With no expectations of an outcome, no pressure of productivity, I felt liberated, free to follow my curiosity. Writing became a portal to make meaning of my circumstances and grapple with my mortality. On the page, I came to see how illness rerouted my priorities away from the constant striving to what really matters—to time with family and friends, to the quotidian joys of everyday living, to the power of a creative practice. It even unexpectedly led to my first break as a journalist, writing a New York Times column called “Life, Interrupted” about cancer in young adulthood. Therein was another lesson: the best-laid plans often do go awry, sometimes for the better.
I thought those lessons would stay with me. But the truth is that as I emerged from treatment, as I got stronger and healthier, I slipped back into old habits. American society is obsessed with hustle and productivity and consumption; our worth is measured by outward markers of success, like how much money we make and our résumé accolades. That productivity machine makes its own gravity, and I got pulled back in. Years passed. Each moment was a stepping stone to the next, instead of its own exquisite gem.
Then two years ago, after nearly a decade in remission, I found out that my leukemia had returned, and I would have to reenter treatment and undergo a second bone marrow transplant. It was devastating to watch the life I’d rebuilt collapse, to have my future plans replaced by fear and uncertainty. My prognosis was worse this second time around, and grappling with my reality so directly felt terrifying. On top of that, I was soon put on a cocktail of medications that blurred my vision, making it a struggle to write, which had always been my coping mechanism.
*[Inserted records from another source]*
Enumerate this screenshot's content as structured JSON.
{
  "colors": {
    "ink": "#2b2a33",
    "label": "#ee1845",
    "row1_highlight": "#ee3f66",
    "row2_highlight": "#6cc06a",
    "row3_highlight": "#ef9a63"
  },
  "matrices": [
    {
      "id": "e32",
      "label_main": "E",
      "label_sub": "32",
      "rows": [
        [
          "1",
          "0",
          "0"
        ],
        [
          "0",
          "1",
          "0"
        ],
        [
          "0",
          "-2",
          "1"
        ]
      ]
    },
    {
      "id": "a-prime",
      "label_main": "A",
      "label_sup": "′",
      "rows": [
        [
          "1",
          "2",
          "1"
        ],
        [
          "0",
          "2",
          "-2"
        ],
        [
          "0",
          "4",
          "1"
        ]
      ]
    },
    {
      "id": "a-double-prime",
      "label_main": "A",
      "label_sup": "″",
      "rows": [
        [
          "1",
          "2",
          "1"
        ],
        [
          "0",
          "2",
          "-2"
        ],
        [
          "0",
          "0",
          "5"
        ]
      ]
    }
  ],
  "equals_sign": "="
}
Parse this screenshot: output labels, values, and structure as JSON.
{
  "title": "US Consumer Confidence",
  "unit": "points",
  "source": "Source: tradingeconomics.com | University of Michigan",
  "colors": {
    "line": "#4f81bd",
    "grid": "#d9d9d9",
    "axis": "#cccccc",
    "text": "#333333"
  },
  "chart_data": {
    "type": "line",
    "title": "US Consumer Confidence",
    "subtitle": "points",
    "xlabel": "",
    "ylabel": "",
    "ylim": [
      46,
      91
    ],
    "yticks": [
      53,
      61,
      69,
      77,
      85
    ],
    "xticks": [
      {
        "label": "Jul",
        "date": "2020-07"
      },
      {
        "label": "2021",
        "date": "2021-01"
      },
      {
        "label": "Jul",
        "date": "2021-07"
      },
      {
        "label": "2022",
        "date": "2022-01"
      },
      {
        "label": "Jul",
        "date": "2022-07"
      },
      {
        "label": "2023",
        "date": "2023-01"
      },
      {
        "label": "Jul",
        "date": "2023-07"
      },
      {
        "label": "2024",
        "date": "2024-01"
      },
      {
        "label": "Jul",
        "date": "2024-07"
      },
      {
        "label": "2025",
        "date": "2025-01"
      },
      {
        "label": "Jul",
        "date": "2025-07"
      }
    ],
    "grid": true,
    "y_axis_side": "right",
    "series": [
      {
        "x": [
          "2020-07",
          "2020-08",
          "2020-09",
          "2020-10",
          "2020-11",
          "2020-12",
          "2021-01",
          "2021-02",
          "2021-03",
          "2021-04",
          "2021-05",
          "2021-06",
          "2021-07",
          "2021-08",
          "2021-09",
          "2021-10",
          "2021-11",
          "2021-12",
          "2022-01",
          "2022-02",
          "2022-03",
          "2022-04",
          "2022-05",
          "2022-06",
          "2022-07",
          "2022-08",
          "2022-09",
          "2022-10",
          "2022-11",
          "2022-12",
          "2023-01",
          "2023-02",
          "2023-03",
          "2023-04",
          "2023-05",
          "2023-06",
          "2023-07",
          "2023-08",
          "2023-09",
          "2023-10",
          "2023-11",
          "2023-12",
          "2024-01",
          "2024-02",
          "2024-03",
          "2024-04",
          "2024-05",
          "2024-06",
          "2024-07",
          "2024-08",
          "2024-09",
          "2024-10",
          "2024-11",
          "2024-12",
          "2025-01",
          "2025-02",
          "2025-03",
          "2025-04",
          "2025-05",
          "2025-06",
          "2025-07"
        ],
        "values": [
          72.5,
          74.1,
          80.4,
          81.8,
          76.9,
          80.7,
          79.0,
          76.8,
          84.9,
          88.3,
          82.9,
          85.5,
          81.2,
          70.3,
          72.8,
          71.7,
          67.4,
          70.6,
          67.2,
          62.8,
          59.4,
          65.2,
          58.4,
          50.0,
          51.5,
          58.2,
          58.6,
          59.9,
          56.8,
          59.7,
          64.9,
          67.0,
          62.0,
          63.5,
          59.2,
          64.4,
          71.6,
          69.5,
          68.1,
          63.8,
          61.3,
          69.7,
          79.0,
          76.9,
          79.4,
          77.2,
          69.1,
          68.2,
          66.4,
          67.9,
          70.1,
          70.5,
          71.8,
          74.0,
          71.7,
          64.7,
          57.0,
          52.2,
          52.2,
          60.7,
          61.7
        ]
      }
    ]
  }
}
So I had to reimagine what was possible and what would see me through, and what I chose this time was watercolors. On my first night in the bone marrow transplant unit, I began painting my literal fever dreams: me in a hospital bed perched in a tree overlooking New York City, me receiving a blood transfusion with a giraffe as my IV pole, me swimming in cobalt waters surrounded by narwhals and other sea creatures. Not only was I able to access a kind of childlike wonder—a mixture of intrigue and curiosity and delight—but painting with watercolors taught me about surrender. Watercolors have a mind of their own. You can’t make a rigid plan or strive for perfection. You have to let go and rejoice in the happy accidents.
I’m currently cancer-free, but I’ll never be considered cured—I’ll be in treatment for the rest of my life. In circumstances like mine, people often advise you to live each day as if it’s your last. It’s the old carpe diem ethos, one that dovetails so neatly with the American idea of striving: Pack in as much in as you can, wring as much as possible from every moment. But it feels so pressurized to think that way, and chaotic too. If we literally lived each day as if it were our last, we’d all be draining our bank accounts to go on wild bucket-list adventures—and maybe robbing the bank while we were at it. So rather than living every day as if it’s my last, I’ve shifted to a gentler approach of living every day as if it’s my first. I want to wake up and meet the day with the wonder of a newborn, to cultivate childlike qualities like curiosity and play.
Thinking this way has created another shift—from a sense of scarcity to abundance. You might be familiar with the passage from the Gospel of Matthew where Jesus says, “Consider the lilies of the field, how they grow. They don't toil, neither do they spin.” He goes on to tell his followers not to worry about tomorrow—not about what they will eat or drink or what clothes they will wear, for God will take care of them.